Now 86, he’s been retired since 1977, and has watched the progress of the facility that most employees refer to simply as “Cherry Point.”

“They kept saying they were going to close it every year,” he said. “It just got bigger.”

He describes his job in those days very simply.

“I repaired airplanes, all kinds of airplanes,” he said.

When he went to work there in 1943, the lone building would house 25 to 40 planes at a time. He was familiar with the work, having built B-24s in Baltimore before entering the military.

Today, the Fleet center’s civilian, military and contract personnel work on a wide variety of maintenance, engineering and logistical support for aircraft, engines and components.

“We had no idea then now big it would be,” he said. “I had no idea of staying there that long.”

He moved his family back to his Ohio home after he left the Marines in 1946.

“I talked him out of it and we left after three months,” said his wife, Carolyn.

His Cherry Point job repairing airplanes was still there when he returned as a civilian employee.

He had been a star high school baseball player and drew some interest from the pros, but starting a family took priority.

“And they (baseball) didn’t pay anything in those day,” he said.

Working at Cherry Point has been a way of life for Robinson’s family, including his wife, his daughter, Gloria, and sons Ray and Gary. Ray has worked there 26 years in engine overhaul, Gary is an aircraft equipment specialist of 34 years and their sister recently retired after 42 years in the base accounting office.

It all started when Raymond — a Marine fresh from Parris Island — met Carolyn, who was a civilian office worker at the shop.

In those days, he recalled, the Marine Corps Band would come every Friday for a dance at lunchtime.

It was at a shop party, Carolyn said, the two met. A year later, in 1945 they married, and on Dec. 8 they celebrated their 63rd wedding anniversary.

“It’s been pretty good to all of us,” said Ray Jr.

Along with their steady work history, Raymond and Carolyn also have deep home roots, living in the same house in Trent Woods for 40 years.

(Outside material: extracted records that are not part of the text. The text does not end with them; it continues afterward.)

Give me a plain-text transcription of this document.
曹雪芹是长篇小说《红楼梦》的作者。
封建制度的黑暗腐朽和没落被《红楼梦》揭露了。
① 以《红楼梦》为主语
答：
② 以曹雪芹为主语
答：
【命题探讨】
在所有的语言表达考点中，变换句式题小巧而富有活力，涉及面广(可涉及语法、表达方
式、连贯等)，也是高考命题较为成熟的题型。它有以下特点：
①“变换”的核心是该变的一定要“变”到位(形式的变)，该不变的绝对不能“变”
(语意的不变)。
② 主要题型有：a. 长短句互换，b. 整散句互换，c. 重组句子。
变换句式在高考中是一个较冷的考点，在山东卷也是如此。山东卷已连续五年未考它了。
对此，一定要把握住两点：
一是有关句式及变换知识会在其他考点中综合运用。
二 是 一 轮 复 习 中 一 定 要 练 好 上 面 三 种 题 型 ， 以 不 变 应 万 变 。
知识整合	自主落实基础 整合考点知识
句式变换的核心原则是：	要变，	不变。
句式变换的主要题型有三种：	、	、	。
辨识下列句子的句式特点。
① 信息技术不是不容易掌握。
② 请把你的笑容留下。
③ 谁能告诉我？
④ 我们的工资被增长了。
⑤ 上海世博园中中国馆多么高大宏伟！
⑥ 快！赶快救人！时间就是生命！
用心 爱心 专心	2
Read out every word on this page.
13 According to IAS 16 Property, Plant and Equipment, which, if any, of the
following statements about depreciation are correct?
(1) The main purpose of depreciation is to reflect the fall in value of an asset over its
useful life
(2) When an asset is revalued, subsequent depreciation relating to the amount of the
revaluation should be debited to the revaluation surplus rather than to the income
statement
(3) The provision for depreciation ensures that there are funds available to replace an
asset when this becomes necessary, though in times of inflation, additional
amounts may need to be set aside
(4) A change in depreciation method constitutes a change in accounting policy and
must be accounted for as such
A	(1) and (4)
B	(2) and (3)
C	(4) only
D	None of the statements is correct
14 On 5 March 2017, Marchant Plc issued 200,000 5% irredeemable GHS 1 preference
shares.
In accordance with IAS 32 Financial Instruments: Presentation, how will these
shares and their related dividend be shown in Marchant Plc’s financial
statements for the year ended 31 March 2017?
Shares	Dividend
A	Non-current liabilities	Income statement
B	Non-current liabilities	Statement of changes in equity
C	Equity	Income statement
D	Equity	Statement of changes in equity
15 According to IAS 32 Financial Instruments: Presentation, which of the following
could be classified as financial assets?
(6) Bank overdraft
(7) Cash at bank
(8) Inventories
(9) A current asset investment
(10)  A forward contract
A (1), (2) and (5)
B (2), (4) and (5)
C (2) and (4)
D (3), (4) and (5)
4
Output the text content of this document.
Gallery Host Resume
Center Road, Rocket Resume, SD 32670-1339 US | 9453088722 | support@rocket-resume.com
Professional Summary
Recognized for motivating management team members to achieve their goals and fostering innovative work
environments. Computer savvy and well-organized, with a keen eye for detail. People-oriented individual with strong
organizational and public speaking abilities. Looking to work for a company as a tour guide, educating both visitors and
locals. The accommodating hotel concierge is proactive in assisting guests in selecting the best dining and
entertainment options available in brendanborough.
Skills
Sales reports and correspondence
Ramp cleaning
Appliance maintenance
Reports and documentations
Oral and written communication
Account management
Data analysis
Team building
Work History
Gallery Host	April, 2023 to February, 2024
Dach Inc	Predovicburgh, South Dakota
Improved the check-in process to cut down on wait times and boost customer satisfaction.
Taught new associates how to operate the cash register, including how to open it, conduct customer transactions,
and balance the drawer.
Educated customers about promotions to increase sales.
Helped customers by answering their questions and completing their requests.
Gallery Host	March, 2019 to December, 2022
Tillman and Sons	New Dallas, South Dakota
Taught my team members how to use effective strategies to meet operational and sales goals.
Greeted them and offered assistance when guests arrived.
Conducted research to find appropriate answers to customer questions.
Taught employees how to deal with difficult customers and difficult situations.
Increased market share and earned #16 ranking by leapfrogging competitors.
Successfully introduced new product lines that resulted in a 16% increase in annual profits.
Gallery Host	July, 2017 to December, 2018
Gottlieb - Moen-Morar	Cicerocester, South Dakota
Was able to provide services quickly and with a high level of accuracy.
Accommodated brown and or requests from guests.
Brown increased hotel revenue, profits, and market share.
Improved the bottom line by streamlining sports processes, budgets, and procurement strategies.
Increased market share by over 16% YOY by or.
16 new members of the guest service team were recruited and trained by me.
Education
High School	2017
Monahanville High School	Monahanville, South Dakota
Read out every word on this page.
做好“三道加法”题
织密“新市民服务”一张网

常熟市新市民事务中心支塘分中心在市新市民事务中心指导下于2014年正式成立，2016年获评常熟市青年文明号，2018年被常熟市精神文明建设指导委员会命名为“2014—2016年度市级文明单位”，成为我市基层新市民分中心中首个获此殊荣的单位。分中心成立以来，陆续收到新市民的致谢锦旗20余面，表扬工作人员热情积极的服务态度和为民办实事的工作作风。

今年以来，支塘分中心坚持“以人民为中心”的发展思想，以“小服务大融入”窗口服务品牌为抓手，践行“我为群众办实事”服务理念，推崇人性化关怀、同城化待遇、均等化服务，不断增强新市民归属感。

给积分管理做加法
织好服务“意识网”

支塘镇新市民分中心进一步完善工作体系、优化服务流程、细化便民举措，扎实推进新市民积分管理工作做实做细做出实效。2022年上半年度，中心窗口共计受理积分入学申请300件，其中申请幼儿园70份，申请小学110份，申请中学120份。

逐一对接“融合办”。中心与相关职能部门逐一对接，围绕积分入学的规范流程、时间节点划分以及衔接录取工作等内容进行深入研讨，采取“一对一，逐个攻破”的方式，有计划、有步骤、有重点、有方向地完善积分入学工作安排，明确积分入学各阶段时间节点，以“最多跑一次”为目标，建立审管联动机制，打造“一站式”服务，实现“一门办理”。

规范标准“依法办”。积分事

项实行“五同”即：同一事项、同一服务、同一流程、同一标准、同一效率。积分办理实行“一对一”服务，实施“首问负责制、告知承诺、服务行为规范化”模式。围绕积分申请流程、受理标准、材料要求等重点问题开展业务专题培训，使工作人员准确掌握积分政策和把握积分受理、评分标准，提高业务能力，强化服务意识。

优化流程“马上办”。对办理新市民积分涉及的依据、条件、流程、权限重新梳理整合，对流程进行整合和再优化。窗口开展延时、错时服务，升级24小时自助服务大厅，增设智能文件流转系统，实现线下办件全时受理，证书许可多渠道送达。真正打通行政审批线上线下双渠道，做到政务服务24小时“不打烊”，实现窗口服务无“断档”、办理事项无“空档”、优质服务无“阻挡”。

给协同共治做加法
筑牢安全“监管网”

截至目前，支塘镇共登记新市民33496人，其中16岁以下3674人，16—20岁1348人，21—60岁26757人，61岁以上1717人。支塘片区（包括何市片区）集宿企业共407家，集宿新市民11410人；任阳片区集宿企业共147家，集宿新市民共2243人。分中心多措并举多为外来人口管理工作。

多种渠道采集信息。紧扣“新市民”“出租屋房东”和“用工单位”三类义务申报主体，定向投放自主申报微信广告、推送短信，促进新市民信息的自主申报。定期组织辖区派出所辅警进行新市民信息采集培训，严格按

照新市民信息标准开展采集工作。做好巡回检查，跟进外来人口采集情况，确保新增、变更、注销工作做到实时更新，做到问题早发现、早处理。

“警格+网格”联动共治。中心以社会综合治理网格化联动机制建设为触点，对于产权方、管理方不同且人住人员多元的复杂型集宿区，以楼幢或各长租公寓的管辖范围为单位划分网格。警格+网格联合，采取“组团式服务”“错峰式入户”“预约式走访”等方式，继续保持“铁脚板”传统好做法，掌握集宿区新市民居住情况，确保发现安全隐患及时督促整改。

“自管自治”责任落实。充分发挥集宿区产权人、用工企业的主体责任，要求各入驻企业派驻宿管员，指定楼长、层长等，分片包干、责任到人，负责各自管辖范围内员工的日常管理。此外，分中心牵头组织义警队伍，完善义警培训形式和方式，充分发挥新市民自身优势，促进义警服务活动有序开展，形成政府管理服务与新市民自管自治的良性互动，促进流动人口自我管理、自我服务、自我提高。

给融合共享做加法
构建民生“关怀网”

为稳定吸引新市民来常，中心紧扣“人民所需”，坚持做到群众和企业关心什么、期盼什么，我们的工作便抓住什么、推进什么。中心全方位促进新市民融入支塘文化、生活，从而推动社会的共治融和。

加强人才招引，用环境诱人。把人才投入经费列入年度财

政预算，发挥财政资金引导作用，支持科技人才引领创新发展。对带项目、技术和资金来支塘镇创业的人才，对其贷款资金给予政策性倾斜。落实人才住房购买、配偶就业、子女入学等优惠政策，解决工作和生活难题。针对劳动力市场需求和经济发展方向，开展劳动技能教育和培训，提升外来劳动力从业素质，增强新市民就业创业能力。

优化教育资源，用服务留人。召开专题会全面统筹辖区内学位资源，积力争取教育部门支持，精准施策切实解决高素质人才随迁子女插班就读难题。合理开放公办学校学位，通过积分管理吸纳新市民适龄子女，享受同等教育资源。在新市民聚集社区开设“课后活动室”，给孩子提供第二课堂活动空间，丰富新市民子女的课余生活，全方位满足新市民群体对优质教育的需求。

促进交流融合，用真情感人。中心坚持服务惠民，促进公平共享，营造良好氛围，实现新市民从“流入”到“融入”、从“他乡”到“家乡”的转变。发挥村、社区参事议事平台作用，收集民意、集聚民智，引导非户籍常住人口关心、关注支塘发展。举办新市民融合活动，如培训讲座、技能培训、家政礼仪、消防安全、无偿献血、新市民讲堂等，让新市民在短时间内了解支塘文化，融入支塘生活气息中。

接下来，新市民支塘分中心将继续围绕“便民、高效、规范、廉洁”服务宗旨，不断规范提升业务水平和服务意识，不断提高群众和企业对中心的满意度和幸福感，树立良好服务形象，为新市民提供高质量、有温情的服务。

“When we moved out here, there were no other houses and just one light up the street,” she said. “The street in front of the house has no name, so I went to the post office to see how I would get my mail. They told me I could name the street.”

There was lots of holly in the yard and surrounding woods, so she called it Holly Ridge Road.

The Robinsons both came from farm families — hers in Jones and Craven counties, his in Meigs County, Ohio, along the Ohio River.

His father had two farms, 50 and 350 acres. Looking back, they said his was the easier farm life.

He drove a tractor on his daddy’s farm while her field work was wielding a hoe.

In the days since he retired, his main attractions have been golf and fishing.

What he would have done with his life if there had been no Cherry Point?

“I would have found a job somewhere,” he said. “But I wouldn’t have been a farmer.”

Ellie

jinelson
12-28-07, 09:38 AM
Damn Im getting old I remember it well also but it was called NARF - Naval Air Rework Facility then. They also had a big one at NAS Alameda CA. and another at Yokosuka Japan. They did wonderful work making combat worn equipment brand new again.